The approach also fits into a broader shift toward combination strategies. Many researchers now expect that effective Alzheimer’s therapy will require targeting several pathways at once, including amyloid, tau, inflammation, and vascular health. A small molecule that modulates S100A9 could be paired with other drugs, such as low-dose amyloid antibodies or anti-inflammatory agents, to create a more comprehensive regimen. Because compound 10 is designed as a chemical rather than a biologic, it might be easier to manufacture, distribute, and combine with other treatments than large antibody molecules.
There are, however, reasons for caution. Mouse models capture only some aspects of human Alzheimer’s disease, and many compounds that looked promising in animals have failed in clinical trials. S100A9 also plays roles in immune responses outside the brain, so long-term suppression could carry risks that are not yet apparent. The ETH Zurich findings are therefore best seen as a proof of concept that a specific protein trap can be targeted to protect neurons, not as evidence that a ready-to-use drug is on the horizon.
Next steps from mouse protection to potential human therapy
With the mouse data in hand, the ETH Zurich researchers are now focused on refining compound 10 and preparing for the kind of preclinical testing that regulators require before human trials. According to detailed reporting on the project, the team is working to optimize the molecule’s stability, brain penetration, and safety profile while preserving its ability to bind S100A9 and interrupt the harmful protein interaction. The researchers also plan to study how the compound behaves in different animal species to better predict its effects in humans, as described in coverage of compound 10.
One immediate goal is to clarify the dose range that provides neuroprotection without suppressing S100A9 so strongly that normal immune functions are compromised. That will require longer-term toxicity studies and careful monitoring of immune parameters in treated animals. The team is also investigating whether compound 10 can cross the blood brain barrier efficiently when delivered in forms that would be practical for patients, such as oral capsules or tablets, rather than injections used in early experiments.
On the scientific side, the researchers want to map out more precisely how S100A9 interacts with amyloid beta and other proteins in human brain tissue.
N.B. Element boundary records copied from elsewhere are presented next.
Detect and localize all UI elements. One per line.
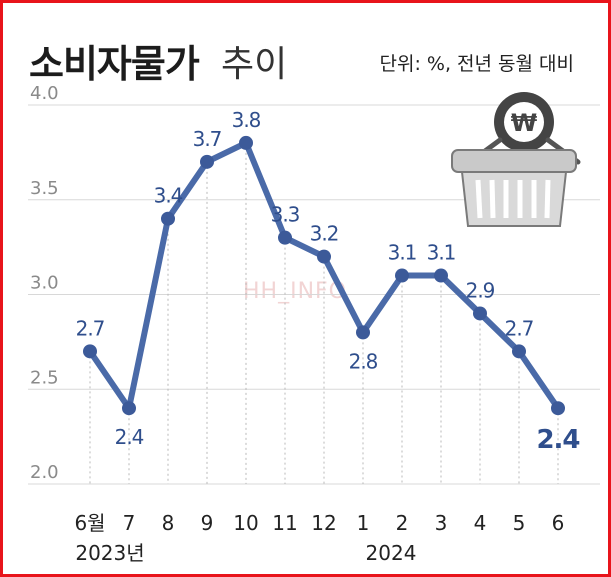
watermark: HH_INFO	[243, 279, 348, 304]
data-point	[551, 401, 565, 416]
x-tick-label: 8	[162, 511, 175, 535]
y-tick-label: 3.5	[30, 178, 59, 199]
unit-label: 단위: %, 전년 동월 대비	[379, 53, 575, 75]
x-tick-label: 1	[357, 511, 370, 535]
chart-title: 소비자물가	[29, 42, 200, 86]
data-point	[122, 401, 136, 416]
data-label: 2.8	[349, 349, 378, 373]
data-label: 2.4	[115, 425, 144, 449]
x-tick-label: 5	[513, 511, 526, 535]
data-label: 3.8	[232, 108, 261, 132]
data-point	[200, 154, 214, 169]
x-tick-label: 3	[435, 511, 448, 535]
x-tick-label: 7	[123, 511, 136, 535]
x-tick-label: 6	[552, 511, 565, 535]
data-point	[356, 325, 370, 340]
x-tick-label: 4	[474, 511, 487, 535]
data-point	[473, 306, 487, 321]
data-point	[317, 249, 331, 264]
y-tick-label: 2.5	[30, 367, 59, 388]
y-tick-label: 4.0	[30, 83, 59, 104]
svg-text:₩: ₩	[511, 109, 538, 137]
x-tick-label: 6월	[74, 511, 105, 535]
data-label: 3.1	[427, 241, 456, 265]
data-label: 2.7	[505, 316, 534, 340]
y-axis-ticks: 2.0 2.5 3.0 3.5 4.0	[30, 83, 59, 483]
data-point	[434, 268, 448, 283]
basket-won-icon: ₩	[451, 92, 581, 227]
year-label: 2023년	[75, 541, 144, 565]
chart-subtitle: 추이	[221, 44, 288, 85]
data-point	[512, 344, 526, 359]
points-layer	[83, 135, 565, 416]
data-label: 3.4	[154, 184, 183, 208]
data-label: 2.7	[76, 316, 105, 340]
data-label: 3.7	[193, 127, 222, 151]
x-tick-label: 9	[201, 511, 214, 535]
data-point	[278, 230, 292, 245]
x-tick-label: 2	[396, 511, 409, 535]
grid-layer	[28, 104, 600, 485]
data-point	[83, 344, 97, 359]
data-label: 3.2	[310, 222, 339, 246]
data-point	[395, 268, 409, 283]
data-label: 3.1	[388, 241, 417, 265]
y-tick-label: 3.0	[30, 273, 59, 294]
y-tick-label: 2.0	[30, 462, 59, 483]
data-point	[161, 211, 175, 226]
x-tick-label: 11	[272, 511, 297, 535]
data-label: 2.4	[536, 425, 579, 455]
year-label: 2024	[366, 541, 417, 565]
data-label: 2.9	[466, 278, 495, 302]
data-label: 3.3	[271, 203, 300, 227]
x-tick-label: 10	[233, 511, 258, 535]
x-tick-label: 12	[311, 511, 336, 535]
data-labels-layer: 2.7 2.4 3.4 3.7 3.8 3.3 3.2 2.8 3.1 3.1 2.9 2.7 2.4	[76, 108, 581, 455]
data-point	[239, 135, 253, 150]
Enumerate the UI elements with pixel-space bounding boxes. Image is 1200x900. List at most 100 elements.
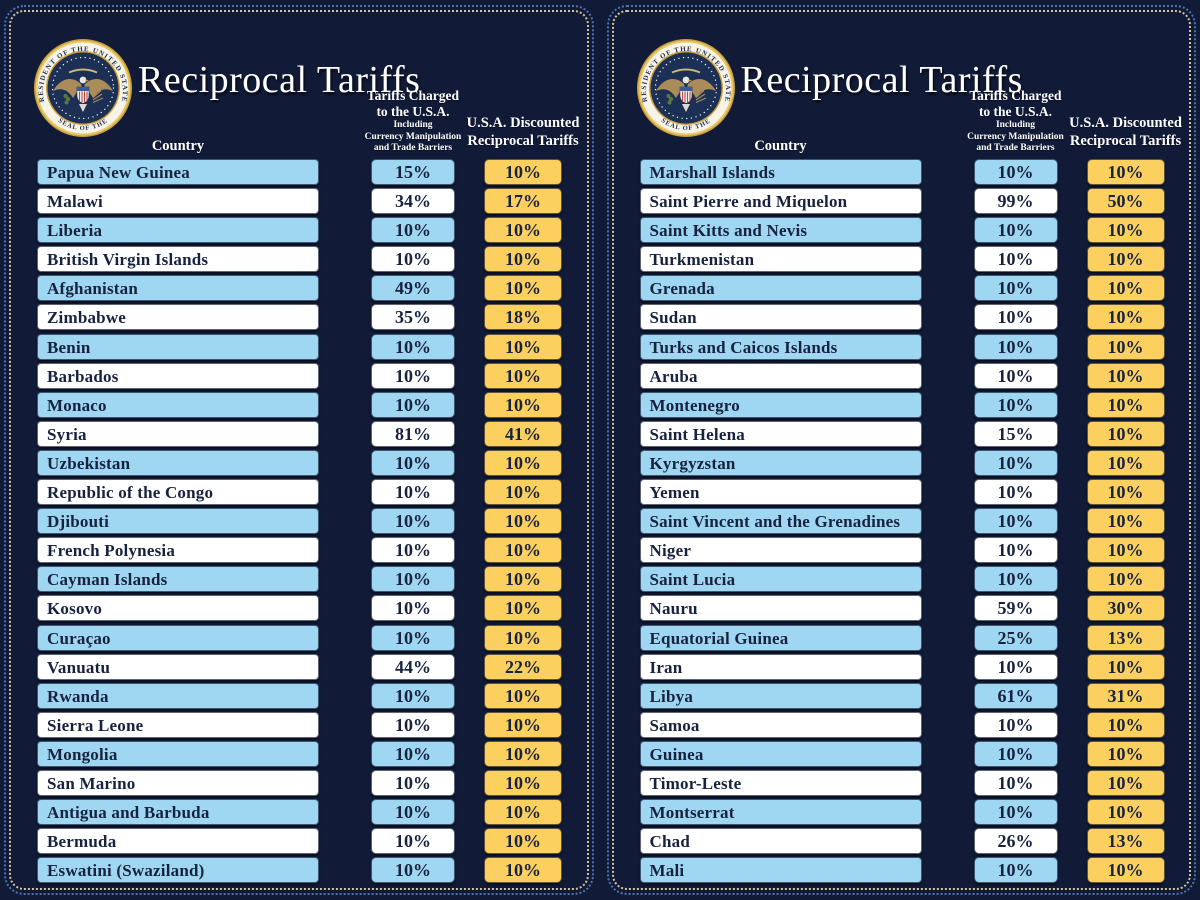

They are analyzing post-mortem samples from people with different stages of Alzheimer’s disease to see how the S100A9 trap evolves over time and how it correlates with cognitive decline. These studies could help define which patients are most likely to respond to a drug that targets this mechanism and when in the disease course such a therapy should be introduced.
In parallel, the group is exploring whether compound 10, or related molecules, might have relevance for other conditions where S100A9 is implicated, such as traumatic brain injury or certain inflammatory disorders. If the compound proves safe and effective in those contexts, it could strengthen the case for moving into larger, more expensive Alzheimer’s trials. It might also reveal side effects that need to be managed before any broad use in older adults who often have multiple health issues.